Unterm Strich sehe ich durch diese Abhängigkeiten bei vielen Werfern beim Werfen von kurzer Schnur oft etwas mehr Krafteinsatz als notwendig, einen eigentlich etwas zu großen Arbeitswinkel und eine Schlaufe, die durchaus noch enger sein könnte.
Es besteht also häufig noch ein Optimierungspotential in der Anpassung des Arbeitswinkels an die gewünschte Schnurgeschwindigkeit - gerade im Falle der kurzen Schnur, welche häufig mit vergleichsweise weniger Geschwindigkeit geworfen werden kann (nicht muss, aber häufig sollte).



Die Relation des Arbeitswinkels  für die steife und die weiche Rute:





Unser oberstes Ziel beim Fliegenwerfen ist es, die Fliege mit möglichst wenig Kraftaufwand ins Ziel zu bringen.
Dafür benötigen wir eine passende Schlaufenform, eine angemessene Schnurgeschwindigkeit und eine passende Flugbahn.

Mehr nicht? Nein, mehr nicht!

Nachdem ich mich sehr lange und sehr ausführlich mit den 5 Essentials und deren Anwendung im Fliegenwurf bei vielen Schülern und Experten zugleich auseinandergesetzt habe, stelle ich Ihnen nun meine Überarbeitung inklusive einiger Erweiterungen dieser vor.
Eines vorweg:
Mein Ziel ist nicht mehr das Formen der grundsätzlich engen Schlaufe (was ursprünglich auf jene "5 essentials" zutraf), als viel mehr das Formen der gewünschten (passenden) Schlaufenform. In einigen Fällen benötigen wir ja durchaus weite Schnurschlaufen in unserer Fischerei!

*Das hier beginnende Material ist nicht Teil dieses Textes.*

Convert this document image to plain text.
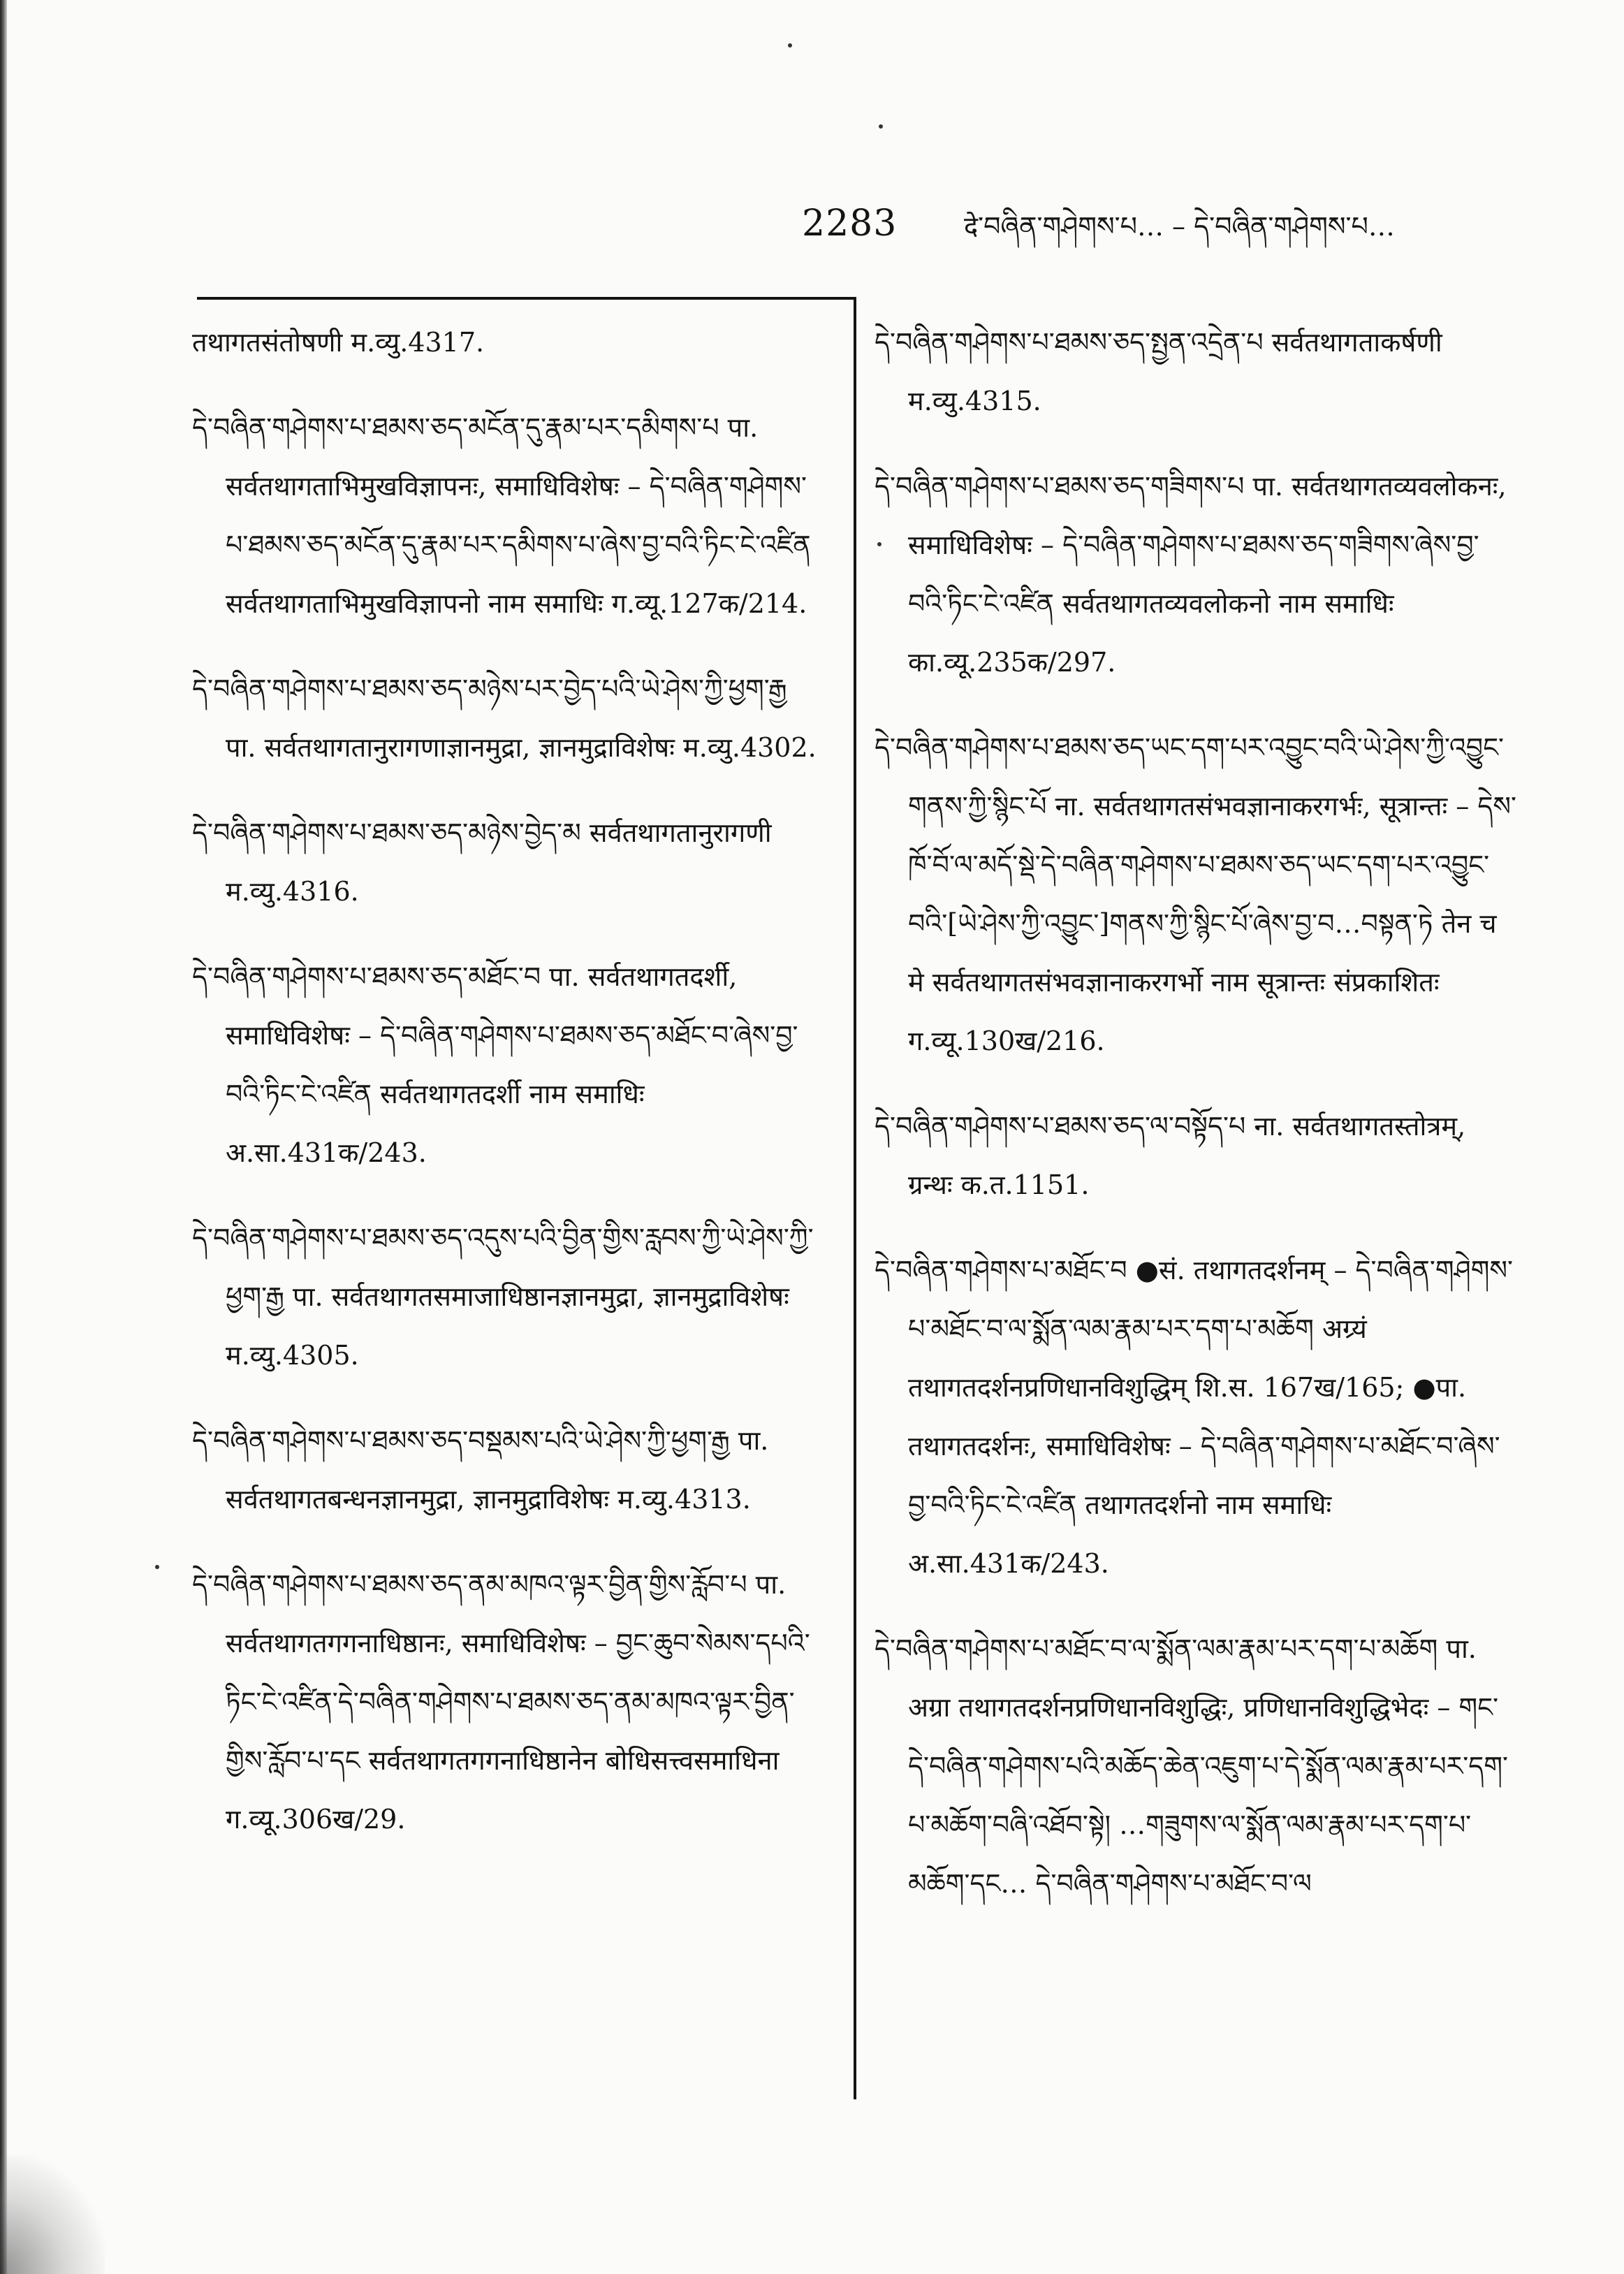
2283	दे་བཞིན་གཤེགས་པ… – དེ་བཞིན་གཤེགས་པ…
तथागतसंतोषणी म.व्यु.4317.
དེ་བཞིན་གཤེགས་པ་ཐམས་ཅད་མངོན་དུ་རྣམ་པར་དམིགས་པ पा. सर्वतथागताभिमुखविज्ञापनः, समाधिविशेषः – དེ་བཞིན་གཤེགས་པ་ཐམས་ཅད་མངོན་དུ་རྣམ་པར་དམིགས་པ་ཞེས་བྱ་བའི་ཏིང་ངེ་འཛིན सर्वतथागताभिमुखविज्ञापनो नाम समाधिः ग.व्यू.127क/214.
དེ་བཞིན་གཤེགས་པ་ཐམས་ཅད་མཉེས་པར་བྱེད་པའི་ཡེ་ཤེས་ཀྱི་ཕྱག་རྒྱ पा. सर्वतथागतानुरागणाज्ञानमुद्रा, ज्ञानमुद्राविशेषः म.व्यु.4302.
དེ་བཞིན་གཤེགས་པ་ཐམས་ཅད་མཉེས་བྱེད་མ सर्वतथागतानुरागणी म.व्यु.4316.
དེ་བཞིན་གཤེགས་པ་ཐམས་ཅད་མཐོང་བ पा. सर्वतथागतदर्शी, समाधिविशेषः – དེ་བཞིན་གཤེགས་པ་ཐམས་ཅད་མཐོང་བ་ཞེས་བྱ་བའི་ཏིང་ངེ་འཛིན सर्वतथागतदर्शी नाम समाधिः अ.सा.431क/243.
དེ་བཞིན་གཤེགས་པ་ཐམས་ཅད་འདུས་པའི་བྱིན་གྱིས་རླབས་ཀྱི་ཡེ་ཤེས་ཀྱི་ཕྱག་རྒྱ पा. सर्वतथागतसमाजाधिष्ठानज्ञानमुद्रा, ज्ञानमुद्राविशेषः म.व्यु.4305.
དེ་བཞིན་གཤེགས་པ་ཐམས་ཅད་བསྡམས་པའི་ཡེ་ཤེས་ཀྱི་ཕྱག་རྒྱ पा. सर्वतथागतबन्धनज्ञानमुद्रा, ज्ञानमुद्राविशेषः म.व्यु.4313.
དེ་བཞིན་གཤེགས་པ་ཐམས་ཅད་ནམ་མཁའ་ལྟར་བྱིན་གྱིས་རློབ་པ पा. सर्वतथागतगगनाधिष्ठानः, समाधिविशेषः – བྱང་ཆུབ་སེམས་དཔའི་ཏིང་ངེ་འཛིན་དེ་བཞིན་གཤེགས་པ་ཐམས་ཅད་ནམ་མཁའ་ལྟར་བྱིན་གྱིས་རློབ་པ་དང सर्वतथागतगगनाधिष्ठानेन बोधिसत्त्वसमाधिना ग.व्यू.306ख/29.
དེ་བཞིན་གཤེགས་པ་ཐམས་ཅད་སྤྱན་འདྲེན་པ सर्वतथागताकर्षणी म.व्यु.4315.
དེ་བཞིན་གཤེགས་པ་ཐམས་ཅད་གཟིགས་པ पा. सर्वतथागतव्यवलोकनः, समाधिविशेषः – དེ་བཞིན་གཤེགས་པ་ཐམས་ཅད་གཟིགས་ཞེས་བྱ་བའི་ཏིང་ངེ་འཛིན सर्वतथागतव्यवलोकनो नाम समाधिः का.व्यू.235क/297.
དེ་བཞིན་གཤེགས་པ་ཐམས་ཅད་ཡང་དག་པར་འབྱུང་བའི་ཡེ་ཤེས་ཀྱི་འབྱུང་གནས་ཀྱི་སྙིང་པོ ना. सर्वतथागतसंभवज्ञानाकरगर्भः, सूत्रान्तः – དེས་ཁོ་བོ་ལ་མདོ་སྡེ་དེ་བཞིན་གཤེགས་པ་ཐམས་ཅད་ཡང་དག་པར་འབྱུང་བའི་[ཡེ་ཤེས་ཀྱི་འབྱུང་]གནས་ཀྱི་སྙིང་པོ་ཞེས་བྱ་བ…བསྟན་ཏེ तेन च मे सर्वतथागतसंभवज्ञानाकरगर्भो नाम सूत्रान्तः संप्रकाशितः ग.व्यू.130ख/216.
དེ་བཞིན་གཤེགས་པ་ཐམས་ཅད་ལ་བསྟོད་པ ना. सर्वतथागतस्तोत्रम्, ग्रन्थः क.त.1151.
དེ་བཞིན་གཤེགས་པ་མཐོང་བ ●सं. तथागतदर्शनम् – དེ་བཞིན་གཤེགས་པ་མཐོང་བ་ལ་སྨོན་ལམ་རྣམ་པར་དག་པ་མཆོག अग्र्यं तथागतदर्शनप्रणिधानविशुद्धिम् शि.स. 167ख/165; ●पा. तथागतदर्शनः, समाधिविशेषः – དེ་བཞིན་གཤེགས་པ་མཐོང་བ་ཞེས་བྱ་བའི་ཏིང་ངེ་འཛིན तथागतदर्शनो नाम समाधिः अ.सा.431क/243.
དེ་བཞིན་གཤེགས་པ་མཐོང་བ་ལ་སྨོན་ལམ་རྣམ་པར་དག་པ་མཆོག पा. अग्रा तथागतदर्शनप्रणिधानविशुद्धिः, प्रणिधानविशुद्धिभेदः – གང་དེ་བཞིན་གཤེགས་པའི་མཆོད་ཆེན་འཇུག་པ་དེ་སྨོན་ལམ་རྣམ་པར་དག་པ་མཆོག་བཞི་འཐོབ་སྟེ། …གཟུགས་ལ་སྨོན་ལམ་རྣམ་པར་དག་པ་མཆོག་དང… དེ་བཞིན་གཤེགས་པ་མཐོང་བ་ལ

Die Elemente des Fliegewurfes aus meiner Sicht:

1. Vermeide lose Schnur, wenn möglich.
Als lose Schnur bezeichnen wir Schnur, die nicht möglichst geradlinig verläuft, also nicht gestreckt bzw. unter guter Spannung ist. Liegt die Schnur z.B. vor Beginn des Wurfes in Schlangenlinien auf dem Rasen oder Wasser, so führt dies zu einer ungleichmäßigen Zunahme an Rutenbiegung im Wurf. Dies ist sehr kontraproduktiv für einen guten Fliegenwurf. Aber auch während des gesamten Wurfablaufes sollte lose Schnur stets vermieden werden, sofern sie nicht für bestimmte Würfe explizit benötigt wird (wie z.B. beim Fallschirmwurf).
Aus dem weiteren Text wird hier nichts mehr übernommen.